Question: Why should I get vaccinated against the flu?
Answer: Influenza is a serious disease, and people of any age can get it. On an annual basis, the flu causes approximately 36,000 deaths, most of which are over the age of 65; and more than 200,000 hospitalizations in the United States. During “flu season (November – April), flu viruses are circulating in the population. The best way to reduce chances of contracting the flu is to get a flu shot or the nasal-spray flu vaccine.
Overall, in years when the vaccine and circulating viruses are well-matched, influenza vaccines can be expected to reduce laboratory-confirmed influenza by approximately 70% to 90% in healthy adults over the age of 65. Several studies have also found reductions in fever-related illness, influenza-related work absenteeism, antibiotic use, and doctor visits.
Question: When should I get a flu vaccination?
Answer: Starting in September, flu shots should be offered to people when they are seen by health-care providers for routine care or as a result of hospitalization.
Because flu activity in the United States generally peaks between late December and early March, it’s best to get vaccinated in October or November.
Question: How do flu vaccines work?
Answer: Flu vaccines cause antibodies to develop in the body, and these antibodies provide protection against influenza virus infection.
The viruses in the flu shot are killed (inactivated), so you cannot get the flu from a flu shot.

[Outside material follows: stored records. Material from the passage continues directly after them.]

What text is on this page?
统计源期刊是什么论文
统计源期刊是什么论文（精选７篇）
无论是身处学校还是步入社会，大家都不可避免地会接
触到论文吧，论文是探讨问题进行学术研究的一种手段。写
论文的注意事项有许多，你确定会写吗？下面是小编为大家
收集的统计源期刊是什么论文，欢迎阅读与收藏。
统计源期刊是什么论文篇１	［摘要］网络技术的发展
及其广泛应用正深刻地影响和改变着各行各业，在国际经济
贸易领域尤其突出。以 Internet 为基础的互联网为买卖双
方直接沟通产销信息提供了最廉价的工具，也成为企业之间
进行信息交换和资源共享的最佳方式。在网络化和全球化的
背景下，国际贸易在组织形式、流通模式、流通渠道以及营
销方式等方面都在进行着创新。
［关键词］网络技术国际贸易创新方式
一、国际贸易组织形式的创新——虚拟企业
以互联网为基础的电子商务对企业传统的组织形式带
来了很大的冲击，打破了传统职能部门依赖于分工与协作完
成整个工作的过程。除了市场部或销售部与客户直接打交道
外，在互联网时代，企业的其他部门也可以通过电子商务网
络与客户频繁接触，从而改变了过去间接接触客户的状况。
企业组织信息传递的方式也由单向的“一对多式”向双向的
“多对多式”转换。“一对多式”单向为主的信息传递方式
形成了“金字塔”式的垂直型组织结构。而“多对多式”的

Some minor side effects that could occur are:
- Soreness, redness, or swelling where the shot was given
- Fever (low grade)
Some individuals should not be vaccinated without first consulting a physician. These include:
- People who have a severe allergy to chicken eggs.
- People who have had a severe reaction to an influenza vaccination in the past.
- People who developed Guillain-Barré syndrome (GBS) within 6 weeks of getting an influenza vaccine previously.
- Influenza vaccine is not approved for use in children less than 6 months of age.
- People who have a moderate or severe illness with a fever should wait to get vaccinated until their symptoms lessen.
If these problems occur, they begin soon after the shot and usually last 1 to 2 days. Almost all people who receive influenza vaccine have no serious problems from it.
Question: Does flu vaccine work right away?
Answer: No. It takes about two weeks after vaccination for antibodies to develop in the body and provide protection against influenza virus infection. In the meantime, you are still at risk for getting the flu. That's why it's better to get vaccinated early in the fall, before the flu season really gets under way.